YMMV: Black Flag
- Broken Base - Perhaps the most polarizing example of a broken base for a punk band. First, there are camps of fans that prefer either the pre-1984 Flag (consisting of raw fast-paced punk) or the 1984-1986 Flag (which consisted of avant-garde experiments in an attempt to push the band's sound forward). Then, there are fans divided by the singer (either Keith Morris, Dez Cadena, Ron Reyes (who was involuntarily credited by the band as "Chavo Pederast"), or Henry Rollins).
- Their reformation and subsequent album "What The..." have been seen this way by fans as well.
- Executive Meddling: Damaged was going to be released nationwide, under an MCA imprint. But the label would have lost money on the record, so they not only wouldn't release it, they filed a legal injunction that prevented Black Flag from releasing any material on another label for several years. This all but killed the band's chances of making it big.
- Face of the Band - Henry Rollins, despite Greg Ginn being the band's headmaster.
- Misaimed Fandom: "White Minority" tends to be taken at face value as a song against minorities infiltrating America. Greg Ginn has said the lyrics are meant to be sarcastic, and pointed out the deliberate irony of having a Puerto Rican vocalist (Ron Reyes) sing about "white pride".
- Narm - Side A of Family Man. Some lines are unintentionally hilarious, such as the rat complaining about not being invited to go bowling in "Shed Reading (Rattus Norvegicus)"

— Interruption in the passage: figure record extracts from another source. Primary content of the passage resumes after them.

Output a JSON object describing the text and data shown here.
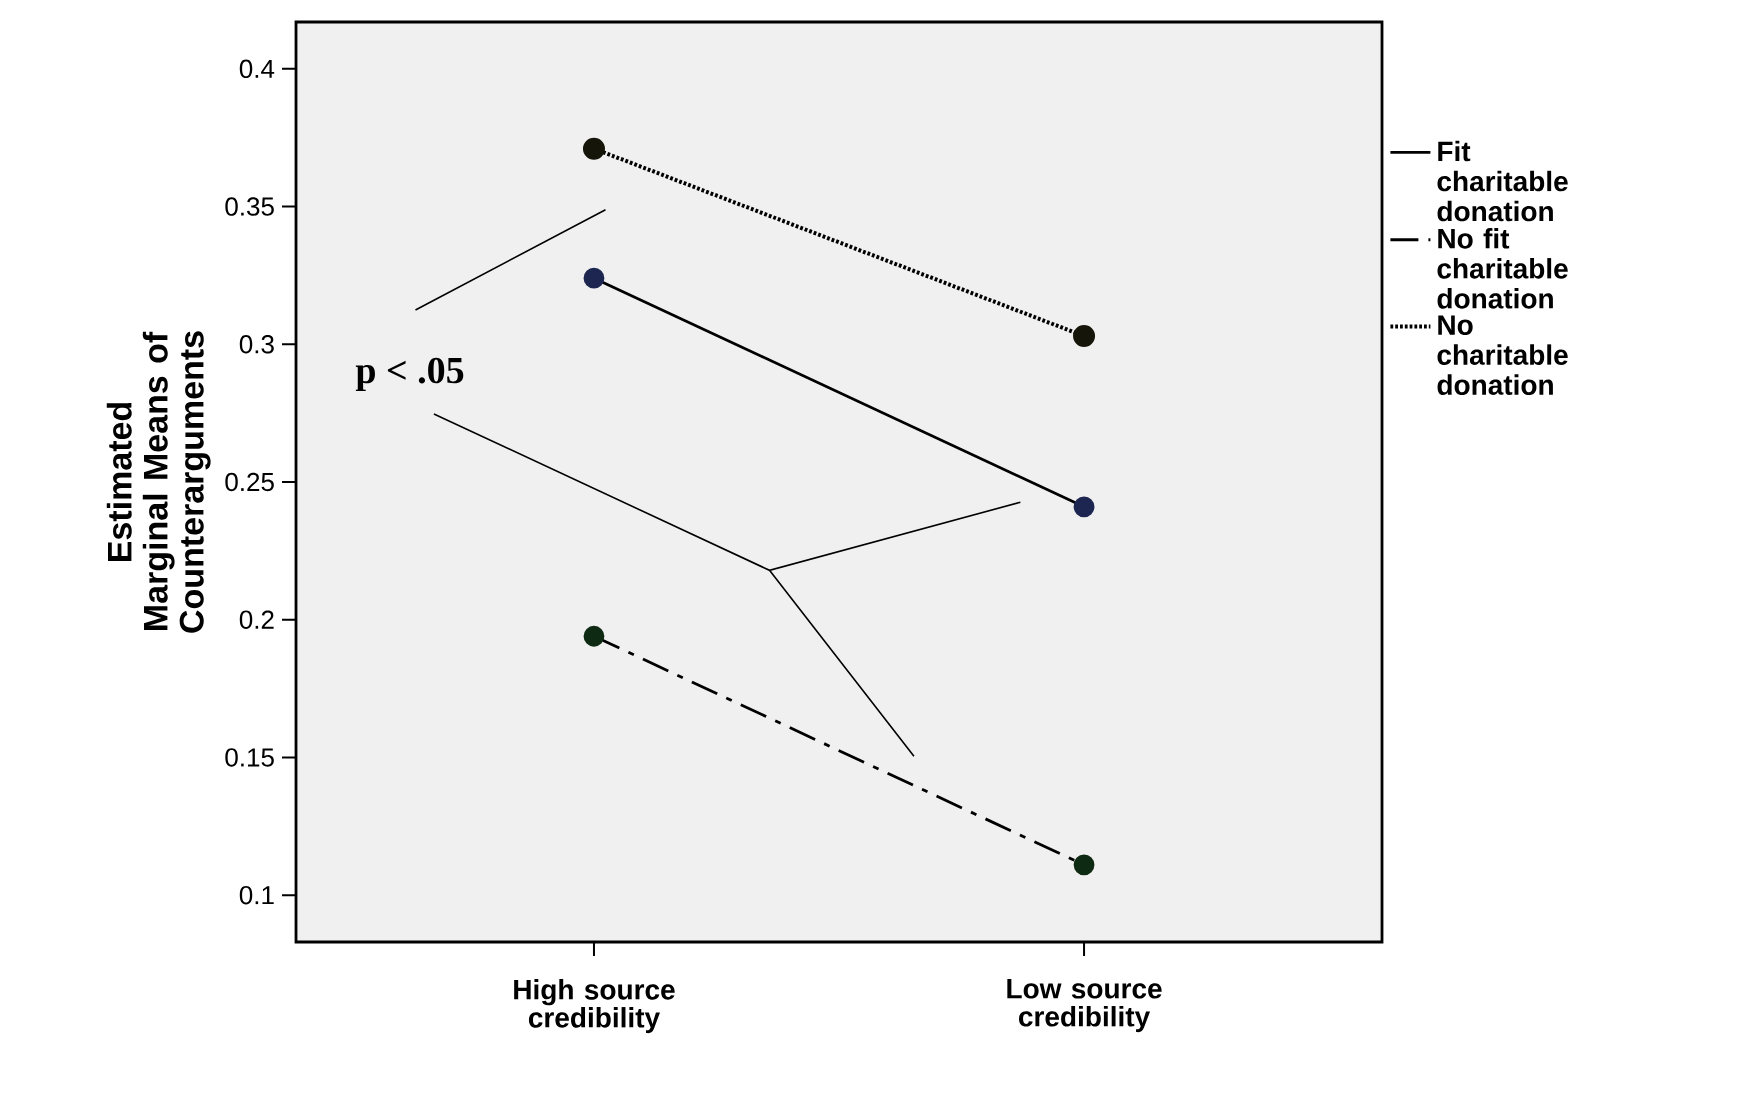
{
  "chart_data": {
    "type": "line",
    "ylabel": "Estimated Marginal Means of Counterarguments",
    "categories": [
      "High source credibility",
      "Low source credibility"
    ],
    "series": [
      {
        "name": "Fit charitable donation",
        "color": "#1c2650",
        "values": [
          0.324,
          0.241
        ],
        "line_style": "solid"
      },
      {
        "name": "No fit charitable donation",
        "color": "#0f2a12",
        "values": [
          0.194,
          0.111
        ],
        "line_style": "dashdot"
      },
      {
        "name": "No charitable donation",
        "color": "#15150a",
        "values": [
          0.371,
          0.303
        ],
        "line_style": "dotted"
      }
    ],
    "ylim": [
      0.083,
      0.417
    ],
    "yticks": [
      0.1,
      0.15,
      0.2,
      0.25,
      0.3,
      0.35,
      0.4
    ],
    "annotations": [
      "p < .05"
    ],
    "marker": "circle",
    "legend": "right",
    "grid": false
  }
}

- Signature Song - "Rise Above".
- Vindicated by History: Upon it's initial release, My War proved highly controversial among the band's fans, who hated its Black Sabbath and Heavy Metal-influenced approach. However, the album did prove popular among some fans, especially two people named Buzz Osbourne and Kurt Cobain, for whom the album was a prime influence. Nowadays, with the rise of Grunge, Sludge Metal, and Metalcore, My War has arguably proved to be Black Flag's most influential album.